Who would have thought that there could be an entire movie based around bathing culture? Not me. And who would have thought that its hijinks and hilarity would transcend culture and time? Definitely, not I. “Thermae Romae,” based on the manga of the same name by Mari Yamazaki, released in 2012 and screened as part of the Cinemanga series presented by the Center for Japanese Studies at the State Theatre this semester, may lack character development and an actual plot but the movie is just a whole lot of fun. It’s quite unlike anything else out there and so weird that you can’t seem to look away.
The film starts in ancient Rome where Lucius, played by Hiroshi Abe (“Still Walking”), is an architect struggling to come up with innovative ideas for the empire. While bathing in a thermae (a public bath in ancient Rome), he sits underwater to contemplate on architectural ideas. Suddenly, he is sucked through a hole in the bottom of the pool. And here, the absolute peculiarity of this film ensues.
Intercutting between a large male opera singer belting and Lucius swirling through water, he travels through space and time to modern Japan. He pops up into a Japanese bathhouse filled with elderly Japanese men. Having never seen the Japanese before, the protagonist mistakes them as a group from another part of the Roman Empire. He addresses them as “slaves” and “flat-faced.” The fact that Hiroshi Abe himself appears Japanese only adds to this comic time-space transplantation. Absolutely amazed by the technology of this people, Lucius takes mental notes on their bathing technology. He drinks a Japanese fruity milk in a jar and enters into a state of total awe about how delicious the substance is. After shedding tears over the beauty of this beverage, he is transported back to ancient Rome.
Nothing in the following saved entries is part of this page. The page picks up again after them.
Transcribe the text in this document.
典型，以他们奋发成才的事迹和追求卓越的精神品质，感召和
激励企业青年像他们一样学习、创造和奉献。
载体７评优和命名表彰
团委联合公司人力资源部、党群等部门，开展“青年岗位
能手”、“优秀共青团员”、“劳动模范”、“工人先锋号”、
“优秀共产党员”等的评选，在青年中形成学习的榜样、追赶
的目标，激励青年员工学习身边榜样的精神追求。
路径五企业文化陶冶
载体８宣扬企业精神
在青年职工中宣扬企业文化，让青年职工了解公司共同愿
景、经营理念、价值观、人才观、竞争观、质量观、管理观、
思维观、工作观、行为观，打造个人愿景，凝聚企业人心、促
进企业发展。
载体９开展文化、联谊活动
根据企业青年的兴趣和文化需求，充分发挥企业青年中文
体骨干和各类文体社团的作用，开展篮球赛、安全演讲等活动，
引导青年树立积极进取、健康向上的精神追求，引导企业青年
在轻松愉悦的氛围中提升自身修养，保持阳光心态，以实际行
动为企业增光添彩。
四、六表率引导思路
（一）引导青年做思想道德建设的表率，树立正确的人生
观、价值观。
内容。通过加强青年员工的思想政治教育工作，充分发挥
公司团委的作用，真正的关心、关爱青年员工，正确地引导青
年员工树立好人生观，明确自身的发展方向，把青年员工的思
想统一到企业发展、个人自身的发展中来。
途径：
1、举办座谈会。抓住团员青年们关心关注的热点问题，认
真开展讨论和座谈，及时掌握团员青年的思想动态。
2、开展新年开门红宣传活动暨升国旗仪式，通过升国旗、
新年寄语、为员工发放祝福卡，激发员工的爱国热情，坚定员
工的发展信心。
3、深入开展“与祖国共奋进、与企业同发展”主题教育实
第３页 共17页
The initial sequence is absorbing, hilarious and completely absurd. Having essentially no knowledge of bathing culture, whether it be Japanese, Roman or whatever other culture, does not impede the enjoyment of this movie. Lucius is transported into this foreign world in the same way the viewer is thrown into the unknown realm of public baths. While learning about Japanese bathing culture, the viewer is engrossed by Lucius’s struggles in modern Japan and can’t help but laugh at the film’s oddities, whether they be a grown man crying over fruit-flavored milk or how an opera singer accompanies his travel through the worm hole.
Lucius travels back and forth between current Japan, where he gathers bathing ideas, and the Rome of antiquity, where he implements them to the emperor’s approval for the majority of the film.
However, the movie starts at about 100 miles per hour and just can’t keep up the pace. By midway through, the bathing culture jokes quickly lose the firepower they once had and the loose plot keeps an ever-waning interest. A large conflict introduced two thirds of the way through the movie only serves to create a vague climax in which Lucius architectural prowess is tested.
“Thermae Romae” is worthy of a watch if only to experience a rare and totally authentic weirdness, which it doesn’t try to be but rather just is.